Cakupan imunisasi campak rubella di Kota Bandung hingga saat ini belum mencapai target nasional sebesar 95 persen. Data menunjukkan bahwa imunisasi dasar campak (MR1) pada bayi usia 9 bulan berada di angka 84,3 persen pada 2024 dan 2025.
Sementara itu, imunisasi lanjutan (MR2) pada usia 18 bulan masih lebih rendah, yakni 59,5 persen pada 2024 dan meningkat menjadi 66,9 persen pada 2025. Adapun imunisasi pada anak kelas 1 SD berada di angka 87 persen.
“Masih ada kesenjangan antara imunisasi dasar dan lanjutan. Banyak yang menganggap cukup di usia 9 bulan, padahal imunisasi lanjutan di 18 bulan itu wajib,” kata Dadan.
Sebagai upaya pencegahan, Dinas Kesehatan Kota Bandung menggencarkan program imunisasi kejar atau catch-up campaign di seluruh kecamatan.
Program ini menyasar anak-anak yang belum mendapatkan imunisasi lengkap, tanpa mempermasalahkan keterlambatan usia selama masih dalam rentang balita.
“Silakan masyarakat datang ke puskesmas atau melalui kader.
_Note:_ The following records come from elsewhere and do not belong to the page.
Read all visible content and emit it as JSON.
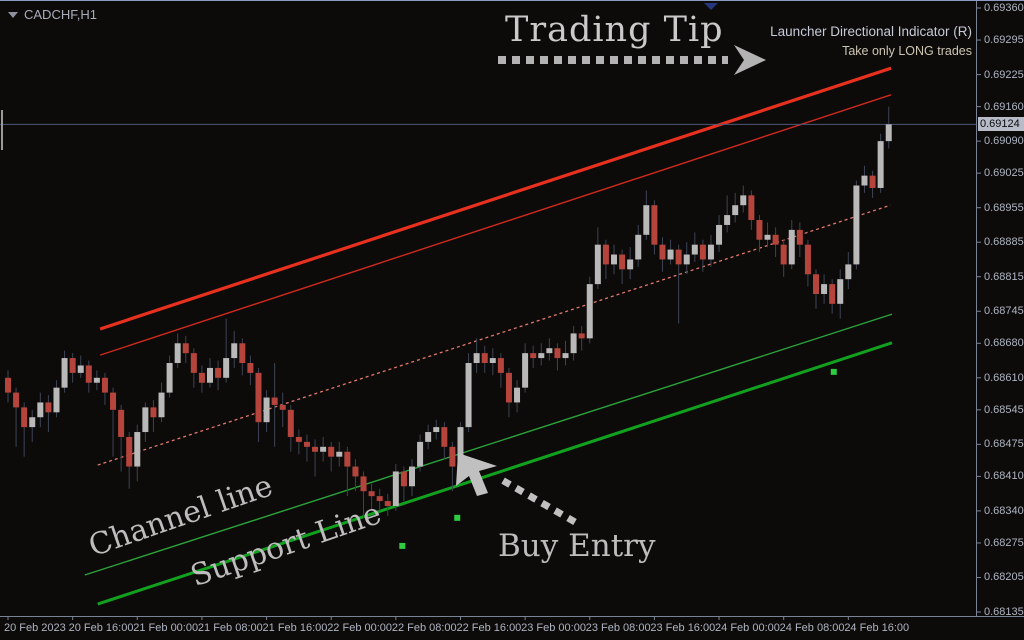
{
  "window": {
    "symbol_label": "CADCHF,H1"
  },
  "annotations": {
    "trading_tip": "Trading Tip",
    "indicator_name": "Launcher Directional Indicator (R)",
    "indicator_tip": "Take only LONG trades",
    "channel_line_label": "Channel line",
    "support_line_label": "Support Line",
    "buy_entry_label": "Buy Entry"
  },
  "colors": {
    "background": "#0d0b09",
    "bull_candle": "#b9b9b9",
    "bear_candle": "#b5453c",
    "wick": "#3c4456",
    "current_price_line": "#4c5878",
    "axis_text": "#aeb4c2",
    "resistance_outer": "#e8301f",
    "resistance_inner": "#cf2a1c",
    "midline_dotted": "#e2786c",
    "channel_green": "#2aa339",
    "support_green": "#12a11f",
    "buy_dot": "#2ecc40",
    "annotation_gray": "#bdbdbd"
  },
  "price_axis": {
    "labels": [
      "0.69360",
      "0.69295",
      "0.69225",
      "0.69160",
      "0.69090",
      "0.69025",
      "0.68955",
      "0.68885",
      "0.68815",
      "0.68745",
      "0.68680",
      "0.68610",
      "0.68545",
      "0.68475",
      "0.68410",
      "0.68340",
      "0.68275",
      "0.68205",
      "0.68135"
    ],
    "current_price": "0.69124"
  },
  "time_axis": {
    "labels": [
      {
        "label": "20 Feb 2023",
        "bar": 0
      },
      {
        "label": "20 Feb 16:00",
        "bar": 8
      },
      {
        "label": "21 Feb 00:00",
        "bar": 16
      },
      {
        "label": "21 Feb 08:00",
        "bar": 24
      },
      {
        "label": "21 Feb 16:00",
        "bar": 32
      },
      {
        "label": "22 Feb 00:00",
        "bar": 40
      },
      {
        "label": "22 Feb 08:00",
        "bar": 48
      },
      {
        "label": "22 Feb 16:00",
        "bar": 56
      },
      {
        "label": "23 Feb 00:00",
        "bar": 64
      },
      {
        "label": "23 Feb 08:00",
        "bar": 72
      },
      {
        "label": "23 Feb 16:00",
        "bar": 80
      },
      {
        "label": "24 Feb 00:00",
        "bar": 88
      },
      {
        "label": "24 Feb 08:00",
        "bar": 96
      },
      {
        "label": "24 Feb 16:00",
        "bar": 104
      }
    ]
  },
  "chart_data": {
    "type": "candlestick",
    "symbol": "CADCHF",
    "timeframe": "H1",
    "title": "CADCHF,H1",
    "ylim": [
      0.68135,
      0.6936
    ],
    "first_bar_time": "20 Feb 08:00",
    "bar_interval_hours": 1,
    "current_price": 0.69124,
    "grid": false,
    "candles": [
      [
        0.6861,
        0.68625,
        0.6856,
        0.6858
      ],
      [
        0.6858,
        0.6859,
        0.6847,
        0.6855
      ],
      [
        0.6855,
        0.6856,
        0.6845,
        0.6851
      ],
      [
        0.6851,
        0.68545,
        0.6848,
        0.6853
      ],
      [
        0.6853,
        0.6858,
        0.6851,
        0.6856
      ],
      [
        0.6856,
        0.68575,
        0.685,
        0.6854
      ],
      [
        0.6854,
        0.68605,
        0.6853,
        0.6859
      ],
      [
        0.6859,
        0.68665,
        0.6858,
        0.6865
      ],
      [
        0.6865,
        0.6866,
        0.686,
        0.6862
      ],
      [
        0.6862,
        0.68655,
        0.6861,
        0.68635
      ],
      [
        0.68635,
        0.68645,
        0.6858,
        0.686
      ],
      [
        0.686,
        0.68625,
        0.68585,
        0.6861
      ],
      [
        0.6861,
        0.6862,
        0.68555,
        0.6858
      ],
      [
        0.6858,
        0.6859,
        0.6845,
        0.68545
      ],
      [
        0.68545,
        0.68555,
        0.6842,
        0.6849
      ],
      [
        0.6849,
        0.685,
        0.68385,
        0.6843
      ],
      [
        0.6843,
        0.68515,
        0.684,
        0.685
      ],
      [
        0.685,
        0.6856,
        0.6848,
        0.6855
      ],
      [
        0.6855,
        0.68565,
        0.685,
        0.6853
      ],
      [
        0.6853,
        0.686,
        0.6852,
        0.6858
      ],
      [
        0.6858,
        0.68655,
        0.6857,
        0.6864
      ],
      [
        0.6864,
        0.687,
        0.6863,
        0.6868
      ],
      [
        0.6868,
        0.68695,
        0.6864,
        0.6866
      ],
      [
        0.6866,
        0.6867,
        0.6859,
        0.6862
      ],
      [
        0.6862,
        0.68635,
        0.6858,
        0.686
      ],
      [
        0.686,
        0.6865,
        0.6859,
        0.6863
      ],
      [
        0.6863,
        0.68645,
        0.68585,
        0.6861
      ],
      [
        0.6861,
        0.6873,
        0.686,
        0.6865
      ],
      [
        0.6865,
        0.68705,
        0.6863,
        0.6868
      ],
      [
        0.6868,
        0.6869,
        0.68615,
        0.6864
      ],
      [
        0.6864,
        0.68655,
        0.68595,
        0.6862
      ],
      [
        0.6862,
        0.6863,
        0.6848,
        0.6852
      ],
      [
        0.6852,
        0.68585,
        0.685,
        0.6857
      ],
      [
        0.6857,
        0.6864,
        0.6847,
        0.68555
      ],
      [
        0.68555,
        0.6858,
        0.6851,
        0.68545
      ],
      [
        0.68545,
        0.68555,
        0.6846,
        0.6849
      ],
      [
        0.6849,
        0.68505,
        0.68455,
        0.6848
      ],
      [
        0.6848,
        0.68495,
        0.6844,
        0.6847
      ],
      [
        0.6847,
        0.68485,
        0.6841,
        0.6846
      ],
      [
        0.6846,
        0.6849,
        0.6844,
        0.6847
      ],
      [
        0.6847,
        0.6848,
        0.6842,
        0.6845
      ],
      [
        0.6845,
        0.6848,
        0.6843,
        0.6846
      ],
      [
        0.6846,
        0.6847,
        0.6837,
        0.6843
      ],
      [
        0.6843,
        0.68445,
        0.6838,
        0.6841
      ],
      [
        0.6841,
        0.6842,
        0.68325,
        0.6838
      ],
      [
        0.6838,
        0.68395,
        0.6834,
        0.6837
      ],
      [
        0.6837,
        0.68385,
        0.6834,
        0.6836
      ],
      [
        0.6836,
        0.68375,
        0.6833,
        0.6835
      ],
      [
        0.6835,
        0.68435,
        0.6834,
        0.6842
      ],
      [
        0.6842,
        0.6843,
        0.6836,
        0.6839
      ],
      [
        0.6839,
        0.68445,
        0.6837,
        0.6843
      ],
      [
        0.6843,
        0.68495,
        0.6842,
        0.6848
      ],
      [
        0.6848,
        0.68515,
        0.68465,
        0.685
      ],
      [
        0.685,
        0.68525,
        0.68485,
        0.6851
      ],
      [
        0.6851,
        0.6852,
        0.68445,
        0.6847
      ],
      [
        0.6847,
        0.6848,
        0.6838,
        0.6843
      ],
      [
        0.6843,
        0.6852,
        0.684,
        0.6851
      ],
      [
        0.6851,
        0.6866,
        0.685,
        0.6864
      ],
      [
        0.6864,
        0.6869,
        0.6862,
        0.6866
      ],
      [
        0.6866,
        0.68675,
        0.6862,
        0.6864
      ],
      [
        0.6864,
        0.6867,
        0.68615,
        0.6865
      ],
      [
        0.6865,
        0.6866,
        0.6859,
        0.6862
      ],
      [
        0.6862,
        0.6863,
        0.6853,
        0.6856
      ],
      [
        0.6856,
        0.68605,
        0.6854,
        0.6859
      ],
      [
        0.6859,
        0.6868,
        0.6858,
        0.6866
      ],
      [
        0.6866,
        0.68675,
        0.6863,
        0.6865
      ],
      [
        0.6865,
        0.6868,
        0.68635,
        0.6866
      ],
      [
        0.6866,
        0.6869,
        0.68645,
        0.6867
      ],
      [
        0.6867,
        0.6868,
        0.68625,
        0.6865
      ],
      [
        0.6865,
        0.68685,
        0.68635,
        0.6866
      ],
      [
        0.6866,
        0.68715,
        0.68645,
        0.687
      ],
      [
        0.687,
        0.68715,
        0.68665,
        0.6869
      ],
      [
        0.6869,
        0.68815,
        0.6868,
        0.688
      ],
      [
        0.688,
        0.68915,
        0.6879,
        0.6888
      ],
      [
        0.6888,
        0.6889,
        0.6881,
        0.6884
      ],
      [
        0.6884,
        0.6888,
        0.6882,
        0.6886
      ],
      [
        0.6886,
        0.6887,
        0.688,
        0.6883
      ],
      [
        0.6883,
        0.68875,
        0.6881,
        0.6885
      ],
      [
        0.6885,
        0.6892,
        0.68835,
        0.689
      ],
      [
        0.689,
        0.6899,
        0.6889,
        0.6896
      ],
      [
        0.6896,
        0.6897,
        0.6886,
        0.6888
      ],
      [
        0.6888,
        0.68895,
        0.68825,
        0.6885
      ],
      [
        0.6885,
        0.6889,
        0.6884,
        0.6887
      ],
      [
        0.6887,
        0.6888,
        0.6872,
        0.6884
      ],
      [
        0.6884,
        0.68885,
        0.6882,
        0.6886
      ],
      [
        0.6886,
        0.68905,
        0.68845,
        0.6888
      ],
      [
        0.6888,
        0.6889,
        0.68825,
        0.6885
      ],
      [
        0.6885,
        0.689,
        0.68835,
        0.6888
      ],
      [
        0.6888,
        0.6894,
        0.68865,
        0.6892
      ],
      [
        0.6892,
        0.6898,
        0.68905,
        0.6894
      ],
      [
        0.6894,
        0.68985,
        0.68925,
        0.6896
      ],
      [
        0.6896,
        0.69,
        0.68945,
        0.6898
      ],
      [
        0.6898,
        0.6899,
        0.6891,
        0.6893
      ],
      [
        0.6893,
        0.6894,
        0.68865,
        0.6889
      ],
      [
        0.6889,
        0.68925,
        0.68875,
        0.689
      ],
      [
        0.689,
        0.68915,
        0.68855,
        0.6888
      ],
      [
        0.6888,
        0.6889,
        0.68815,
        0.6884
      ],
      [
        0.6884,
        0.6893,
        0.6883,
        0.6891
      ],
      [
        0.6891,
        0.68925,
        0.68855,
        0.6888
      ],
      [
        0.6888,
        0.6889,
        0.68795,
        0.6882
      ],
      [
        0.6882,
        0.6883,
        0.6875,
        0.6878
      ],
      [
        0.6878,
        0.6882,
        0.6876,
        0.688
      ],
      [
        0.688,
        0.6881,
        0.6874,
        0.6876
      ],
      [
        0.6876,
        0.6883,
        0.6873,
        0.6881
      ],
      [
        0.6881,
        0.68865,
        0.6879,
        0.6884
      ],
      [
        0.6884,
        0.6901,
        0.6883,
        0.69
      ],
      [
        0.69,
        0.6904,
        0.68985,
        0.6902
      ],
      [
        0.6902,
        0.6903,
        0.68975,
        0.68995
      ],
      [
        0.68995,
        0.69105,
        0.68985,
        0.6909
      ],
      [
        0.6909,
        0.6916,
        0.69075,
        0.69124
      ]
    ],
    "lines": [
      {
        "name": "resistance-channel-outer",
        "style": "solid",
        "width": 3.2,
        "color": "#e8301f",
        "from": {
          "bar": 11.4,
          "price": 0.68709
        },
        "to": {
          "bar": 109.3,
          "price": 0.69238
        }
      },
      {
        "name": "resistance-channel-inner",
        "style": "solid",
        "width": 1.4,
        "color": "#cf2a1c",
        "from": {
          "bar": 11.4,
          "price": 0.68656
        },
        "to": {
          "bar": 109.3,
          "price": 0.69184
        }
      },
      {
        "name": "channel-midline-dotted",
        "style": "dashed",
        "width": 1.3,
        "color": "#e2786c",
        "from": {
          "bar": 11.1,
          "price": 0.68433
        },
        "to": {
          "bar": 109.2,
          "price": 0.6896
        }
      },
      {
        "name": "channel-line-green",
        "style": "solid",
        "width": 1.4,
        "color": "#2aa339",
        "from": {
          "bar": 9.5,
          "price": 0.6821
        },
        "to": {
          "bar": 109.4,
          "price": 0.68739
        }
      },
      {
        "name": "support-line-green",
        "style": "solid",
        "width": 3,
        "color": "#12a11f",
        "from": {
          "bar": 11.1,
          "price": 0.68151
        },
        "to": {
          "bar": 109.4,
          "price": 0.68681
        }
      }
    ],
    "buy_signals": [
      {
        "bar": 48.8,
        "price": 0.68269
      },
      {
        "bar": 55.6,
        "price": 0.68326
      },
      {
        "bar": 102.2,
        "price": 0.68622
      }
    ],
    "legend_position": "none"
  }
}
Imunisasi kejar tetap bisa diberikan selama anak masih dalam usia sasaran,” ucap Dadan.
Selain itu, pemerintah juga menggandeng aparat kewilayahan seperti kecamatan, kelurahan, Babinsa, dan Bhabinkamtibmas untuk memperluas edukasi kepada masyarakat.
Masyarakat diminta untuk mengenali gejala awal campak, antara lain:
- Demam tinggi
- Batuk dan pilek
- Mata merah
- Muncul ruam pada kulit
Dadan mengimbau masyarakat untuk segera membawa anak ke fasilitas kesehatan ketika mengalami demam, tanpa harus menunggu munculnya ruam.
Untuk mencegah penularan, penderita yang diduga campak dianjurkan melakukan isolasi mandiri selama 14 hari dan menggunakan masker.
“Virus campak bisa bertahan di udara hingga dua jam. Jadi penggunaan masker dan isolasi mandiri sangat penting untuk mencegah penularan,” katanya.
Dinas Kesehatan mengingatkan bahwa tingkat penularan campak sangat tinggi. Bahkan, satu orang penderita dapat menularkan virus kepada 17 hingga 18 orang lainnya. (*)
Reporter: Aldi
Editor: Agus Imam S.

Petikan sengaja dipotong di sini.